Typical morning sickness is uncomfortable but manageable. You may feel nauseous, vomit occasionally, and have a reduced appetite, but you’re still able to eat and drink fluids at least some of the time.

Hyperemesis gravidarum (HG) is a more severe condition. The key distinction is that people with HG often cannot keep down enough food or liquid to sustain themselves. Signs that nausea has crossed into HG territory include:

  • Vomiting more than three times a day
  • Losing more than 5% of your pre-pregnancy weight (roughly 5 pounds or more for many people)
  • Being unable to tolerate any fluids for more than 12 hours

People with HG have measurably higher hCG levels than those with typical morning sickness. The condition requires medical treatment, usually involving IV fluids and nutritional support, because prolonged vomiting without adequate nutrition can lead to serious complications.

What Helps With Early Pregnancy Nausea

For mild to moderate nausea, lifestyle and dietary adjustments are the first approach. Eating small, frequent meals throughout the day helps keep your stomach from being completely empty, which tends to worsen nausea. Bland, carbohydrate-rich foods are generally easier to tolerate than greasy or spicy ones. Many people find that keeping crackers on the nightstand and eating a few before getting out of bed makes mornings easier.

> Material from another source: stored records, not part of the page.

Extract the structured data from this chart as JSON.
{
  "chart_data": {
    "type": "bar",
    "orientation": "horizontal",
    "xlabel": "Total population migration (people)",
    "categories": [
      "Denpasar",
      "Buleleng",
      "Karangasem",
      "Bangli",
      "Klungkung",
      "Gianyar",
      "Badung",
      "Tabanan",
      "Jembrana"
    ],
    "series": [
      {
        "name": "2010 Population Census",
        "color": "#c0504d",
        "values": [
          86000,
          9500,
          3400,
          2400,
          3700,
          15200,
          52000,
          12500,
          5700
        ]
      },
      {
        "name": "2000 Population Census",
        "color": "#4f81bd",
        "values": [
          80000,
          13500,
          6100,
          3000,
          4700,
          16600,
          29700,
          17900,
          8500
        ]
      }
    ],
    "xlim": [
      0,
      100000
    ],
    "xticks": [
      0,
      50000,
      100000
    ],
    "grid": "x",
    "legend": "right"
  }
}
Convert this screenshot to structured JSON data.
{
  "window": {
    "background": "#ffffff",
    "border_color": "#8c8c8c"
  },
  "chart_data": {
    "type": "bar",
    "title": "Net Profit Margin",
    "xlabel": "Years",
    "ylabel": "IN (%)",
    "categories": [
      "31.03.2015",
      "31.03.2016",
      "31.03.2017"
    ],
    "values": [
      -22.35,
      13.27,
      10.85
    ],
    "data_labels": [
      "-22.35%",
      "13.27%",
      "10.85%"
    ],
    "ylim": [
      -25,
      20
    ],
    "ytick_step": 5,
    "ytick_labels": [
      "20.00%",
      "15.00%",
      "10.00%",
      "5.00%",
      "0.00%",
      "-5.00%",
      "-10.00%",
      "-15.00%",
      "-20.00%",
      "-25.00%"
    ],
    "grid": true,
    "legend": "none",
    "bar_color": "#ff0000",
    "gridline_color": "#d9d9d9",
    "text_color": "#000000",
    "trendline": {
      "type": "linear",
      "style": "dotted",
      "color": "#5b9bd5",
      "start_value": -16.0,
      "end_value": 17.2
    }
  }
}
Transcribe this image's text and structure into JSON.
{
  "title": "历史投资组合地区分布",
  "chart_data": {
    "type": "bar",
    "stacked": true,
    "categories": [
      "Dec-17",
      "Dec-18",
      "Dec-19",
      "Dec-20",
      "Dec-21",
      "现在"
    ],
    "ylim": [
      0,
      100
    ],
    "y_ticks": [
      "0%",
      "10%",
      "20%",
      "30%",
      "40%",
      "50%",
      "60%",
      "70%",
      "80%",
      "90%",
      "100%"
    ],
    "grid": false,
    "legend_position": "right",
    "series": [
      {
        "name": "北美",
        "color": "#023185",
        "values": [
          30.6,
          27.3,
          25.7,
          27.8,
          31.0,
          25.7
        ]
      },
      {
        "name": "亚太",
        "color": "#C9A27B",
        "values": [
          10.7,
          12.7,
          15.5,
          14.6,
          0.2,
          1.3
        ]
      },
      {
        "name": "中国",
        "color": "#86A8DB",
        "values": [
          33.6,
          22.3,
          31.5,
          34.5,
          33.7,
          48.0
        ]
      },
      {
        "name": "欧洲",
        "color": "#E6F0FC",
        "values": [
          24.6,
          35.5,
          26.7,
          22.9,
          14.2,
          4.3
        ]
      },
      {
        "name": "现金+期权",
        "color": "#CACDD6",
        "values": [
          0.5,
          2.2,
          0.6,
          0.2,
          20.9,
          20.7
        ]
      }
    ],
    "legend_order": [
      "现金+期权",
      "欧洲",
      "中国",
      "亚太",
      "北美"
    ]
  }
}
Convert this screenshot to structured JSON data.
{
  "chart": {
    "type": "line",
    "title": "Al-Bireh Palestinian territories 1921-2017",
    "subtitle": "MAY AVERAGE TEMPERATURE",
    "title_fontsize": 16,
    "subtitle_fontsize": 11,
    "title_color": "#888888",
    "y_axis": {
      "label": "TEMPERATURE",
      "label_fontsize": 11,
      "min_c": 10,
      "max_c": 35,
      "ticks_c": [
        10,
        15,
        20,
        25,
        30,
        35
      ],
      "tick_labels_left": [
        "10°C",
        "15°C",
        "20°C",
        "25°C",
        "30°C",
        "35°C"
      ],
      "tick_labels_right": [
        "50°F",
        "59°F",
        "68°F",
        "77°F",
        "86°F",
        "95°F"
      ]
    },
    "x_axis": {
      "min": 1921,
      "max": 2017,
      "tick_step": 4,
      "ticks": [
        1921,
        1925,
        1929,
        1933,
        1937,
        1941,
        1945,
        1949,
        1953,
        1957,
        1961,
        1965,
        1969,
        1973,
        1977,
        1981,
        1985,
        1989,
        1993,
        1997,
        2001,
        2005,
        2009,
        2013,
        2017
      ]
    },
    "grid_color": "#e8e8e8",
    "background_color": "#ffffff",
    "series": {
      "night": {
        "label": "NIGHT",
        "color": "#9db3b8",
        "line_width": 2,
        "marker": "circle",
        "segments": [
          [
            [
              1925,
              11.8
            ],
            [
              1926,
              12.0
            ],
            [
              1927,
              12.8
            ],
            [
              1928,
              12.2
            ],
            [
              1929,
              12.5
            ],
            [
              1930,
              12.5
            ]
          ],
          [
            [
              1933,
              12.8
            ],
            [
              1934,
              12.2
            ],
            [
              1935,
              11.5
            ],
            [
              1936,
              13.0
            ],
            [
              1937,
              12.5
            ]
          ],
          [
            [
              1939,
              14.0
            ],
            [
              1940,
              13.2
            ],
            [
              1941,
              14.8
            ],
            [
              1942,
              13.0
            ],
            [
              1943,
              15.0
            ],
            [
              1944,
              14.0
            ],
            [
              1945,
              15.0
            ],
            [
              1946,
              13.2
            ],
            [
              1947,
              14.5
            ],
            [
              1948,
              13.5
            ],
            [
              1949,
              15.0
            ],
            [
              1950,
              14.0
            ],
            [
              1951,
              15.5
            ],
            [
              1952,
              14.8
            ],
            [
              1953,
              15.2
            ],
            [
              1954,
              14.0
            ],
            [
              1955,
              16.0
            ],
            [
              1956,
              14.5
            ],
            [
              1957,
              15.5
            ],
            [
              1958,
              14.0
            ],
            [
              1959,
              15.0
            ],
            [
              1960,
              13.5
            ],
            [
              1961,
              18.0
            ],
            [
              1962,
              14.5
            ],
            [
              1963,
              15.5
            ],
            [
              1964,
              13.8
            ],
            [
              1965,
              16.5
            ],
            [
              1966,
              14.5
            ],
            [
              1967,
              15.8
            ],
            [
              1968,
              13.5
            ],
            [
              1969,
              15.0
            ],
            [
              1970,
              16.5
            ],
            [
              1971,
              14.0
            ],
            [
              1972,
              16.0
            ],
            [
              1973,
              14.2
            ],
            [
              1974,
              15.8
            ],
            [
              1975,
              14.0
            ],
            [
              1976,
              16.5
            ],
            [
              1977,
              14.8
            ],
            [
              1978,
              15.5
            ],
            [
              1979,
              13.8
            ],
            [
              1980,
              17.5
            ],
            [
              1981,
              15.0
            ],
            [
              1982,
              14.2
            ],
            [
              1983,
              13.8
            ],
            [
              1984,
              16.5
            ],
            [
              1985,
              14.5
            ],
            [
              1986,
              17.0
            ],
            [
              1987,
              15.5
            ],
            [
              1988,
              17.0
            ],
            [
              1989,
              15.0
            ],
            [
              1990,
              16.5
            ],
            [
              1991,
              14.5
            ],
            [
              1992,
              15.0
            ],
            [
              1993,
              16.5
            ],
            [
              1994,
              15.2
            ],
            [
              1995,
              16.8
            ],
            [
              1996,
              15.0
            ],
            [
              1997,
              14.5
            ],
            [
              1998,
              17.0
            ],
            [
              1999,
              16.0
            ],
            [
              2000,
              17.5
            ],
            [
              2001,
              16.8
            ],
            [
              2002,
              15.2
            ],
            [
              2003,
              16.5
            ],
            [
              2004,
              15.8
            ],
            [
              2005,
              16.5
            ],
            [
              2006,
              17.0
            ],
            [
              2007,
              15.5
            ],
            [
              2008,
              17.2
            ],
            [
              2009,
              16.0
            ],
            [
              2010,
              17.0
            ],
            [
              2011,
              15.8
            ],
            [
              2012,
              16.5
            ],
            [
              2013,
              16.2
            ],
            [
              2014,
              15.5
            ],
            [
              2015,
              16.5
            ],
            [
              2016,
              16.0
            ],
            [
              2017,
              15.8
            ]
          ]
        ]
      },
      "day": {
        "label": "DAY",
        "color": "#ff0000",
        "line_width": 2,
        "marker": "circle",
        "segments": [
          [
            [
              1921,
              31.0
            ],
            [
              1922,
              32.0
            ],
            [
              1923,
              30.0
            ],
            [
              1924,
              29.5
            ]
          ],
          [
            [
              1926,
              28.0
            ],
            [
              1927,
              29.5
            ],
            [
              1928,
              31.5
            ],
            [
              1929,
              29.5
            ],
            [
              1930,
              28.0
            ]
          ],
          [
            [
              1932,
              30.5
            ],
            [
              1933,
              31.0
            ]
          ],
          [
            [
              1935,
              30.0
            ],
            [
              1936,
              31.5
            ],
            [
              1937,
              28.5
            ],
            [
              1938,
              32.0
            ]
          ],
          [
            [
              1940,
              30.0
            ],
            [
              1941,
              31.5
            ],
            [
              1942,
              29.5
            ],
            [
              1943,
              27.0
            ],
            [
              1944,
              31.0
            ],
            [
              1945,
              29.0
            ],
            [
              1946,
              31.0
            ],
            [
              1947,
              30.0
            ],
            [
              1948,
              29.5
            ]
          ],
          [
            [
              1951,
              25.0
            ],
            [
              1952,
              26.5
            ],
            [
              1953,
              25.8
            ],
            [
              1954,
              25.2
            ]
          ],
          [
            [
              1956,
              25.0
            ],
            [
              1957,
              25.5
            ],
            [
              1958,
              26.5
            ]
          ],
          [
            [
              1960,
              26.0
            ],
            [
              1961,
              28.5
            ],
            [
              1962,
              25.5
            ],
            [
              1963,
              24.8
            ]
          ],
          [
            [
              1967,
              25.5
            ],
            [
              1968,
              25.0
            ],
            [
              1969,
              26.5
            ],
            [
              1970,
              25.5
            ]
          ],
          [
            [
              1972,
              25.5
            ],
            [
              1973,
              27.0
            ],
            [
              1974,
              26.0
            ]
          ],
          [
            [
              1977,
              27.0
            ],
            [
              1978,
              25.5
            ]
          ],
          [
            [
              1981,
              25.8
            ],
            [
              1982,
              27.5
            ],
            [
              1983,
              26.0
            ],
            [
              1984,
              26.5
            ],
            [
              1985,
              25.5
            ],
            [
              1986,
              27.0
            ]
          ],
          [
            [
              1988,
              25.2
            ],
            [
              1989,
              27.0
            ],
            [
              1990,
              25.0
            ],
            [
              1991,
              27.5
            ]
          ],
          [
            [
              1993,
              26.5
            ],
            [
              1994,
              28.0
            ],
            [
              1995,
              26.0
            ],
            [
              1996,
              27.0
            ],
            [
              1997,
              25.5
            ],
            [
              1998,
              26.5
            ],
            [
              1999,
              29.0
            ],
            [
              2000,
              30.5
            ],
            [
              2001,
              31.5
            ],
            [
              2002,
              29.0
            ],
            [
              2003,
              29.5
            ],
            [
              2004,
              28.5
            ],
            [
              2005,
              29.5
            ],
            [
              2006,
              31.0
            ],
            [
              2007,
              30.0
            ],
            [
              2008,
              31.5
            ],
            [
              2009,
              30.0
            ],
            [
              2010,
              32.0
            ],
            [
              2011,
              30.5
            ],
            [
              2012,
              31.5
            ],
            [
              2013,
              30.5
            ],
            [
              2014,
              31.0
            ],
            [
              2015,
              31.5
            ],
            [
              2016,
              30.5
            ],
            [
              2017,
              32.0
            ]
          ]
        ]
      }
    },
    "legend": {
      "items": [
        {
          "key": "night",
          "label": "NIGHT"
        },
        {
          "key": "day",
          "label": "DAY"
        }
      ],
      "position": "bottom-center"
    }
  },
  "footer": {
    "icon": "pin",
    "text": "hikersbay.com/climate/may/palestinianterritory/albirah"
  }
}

Vitamin B6 is a common first-line option backed by clinical guidelines from the American College of Obstetricians and Gynecologists. It can be taken alone or combined with doxylamine, an antihistamine found in some over-the-counter sleep aids. A typical dose of doxylamine for this purpose is half of a 25-mg tablet (12.5 mg). Both are available without a prescription, though it’s worth confirming the right dose with your provider.

Cold foods and drinks tend to be better tolerated than hot ones, since they have less aroma. Strong smells are a common trigger, so cooking with windows open or having someone else handle meal prep can make a noticeable difference. Ginger, whether as tea, candies, or supplements, has modest evidence behind it and works well enough for some people to be worth trying.

If you’re vomiting frequently enough that you can’t stay hydrated, or if you’ve lost several pounds in a short period, that warrants a call to your provider rather than continued home management.